Nonetheless it might be good news for those that stay. In the US, Microsoft and Apple would account for 59% of tech’s market cap put together.

Why is this a big deal? Inevitably it would shrink the size of the tech sector making it more difficult to use that point to promote Australia as a destination for tech stocks.

It might also result in some fund managers with specific sector mandates having to sell them – although it could see other fund managers buy in.

One preview to how it might play out on the ASX this time is what happened when GICS was last changed.

Prior to 2018, companies that provided platforms for communications existed under tech, but S&P and MSCI opted to shift them to telcos – which at the time only included pure-play firms such as Telstra (ASX:TLS).

Australia was hardly impacted with slight shifts in sector shares but a handful of companies did get shifted including REA (ASX:REA) and Carsales (ASX:CAR).

Of course with the BNPL sector being much bigger than it was in 2018 there would be an impact this time. And that’s before you take into account Square’s entry onto the ASX courtesy of it buying Afterpay.

But as Bloomberg Intelligence’s Adams noted last week, Wall Street saw a greater impact back in 2018.

The changes resulted in the shift of Alphabet and Facebook – which then accounted for 19% of tech – over to communications. A substantial movement of capital followed suit.

“Prior to the move there was $21.6 billion sitting in SPDR ETFs benchmarked to US technology and $173 million in telecom companies,” Adams said.

“The move resulted in a significant shift in capital – by the end of 2018, the communications ETF held $3.7 billion.”

She warned that investors might be in for a bumpy ride once again if the proposed changes go ahead next week.

“The most recent experience of major GICS redefinition was relatively tumultuous for stocks and may suggest volatility should be expected if GICS sectors are redefined next year.”

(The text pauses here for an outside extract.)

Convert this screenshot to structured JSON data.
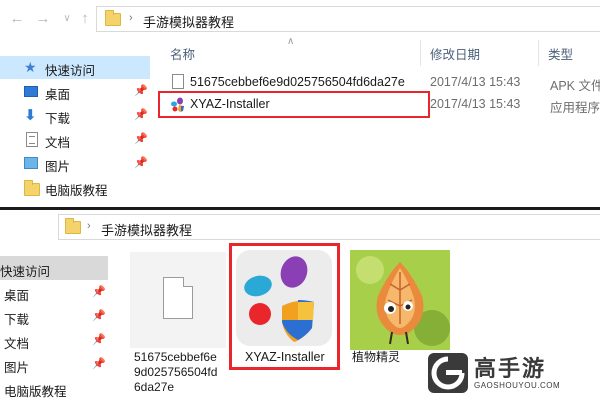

However for the stocks that are left in tech, it might enable them to play a greater role in driving the sector’s performance.

 

Which other sectors could be impacted?

Most other proposed changes to the GICS classification system were minor and would have little impact on the ASX but two were noteworthy – one of which involved cannabis companies.

S&P and MSCI proposed updating the definition of Pharmaceuticals companies (which sit in healthcare) to include companies primarily manufacturing cannabis-based drugs used to treat diseases.

But it would exclude manufacturers of other cannabis-based products classified based on their end use.

The other change was to consolidate all energy producers and related equipment and service providers under energy – a change from the status quo where some energy generation companies (both renewable and non-renewable) are in the utilities sector.

Inevitably this reclassification aims to decrease the energy sector’s sensitivity for oil shocks and protect against the long-term decline of crude oil.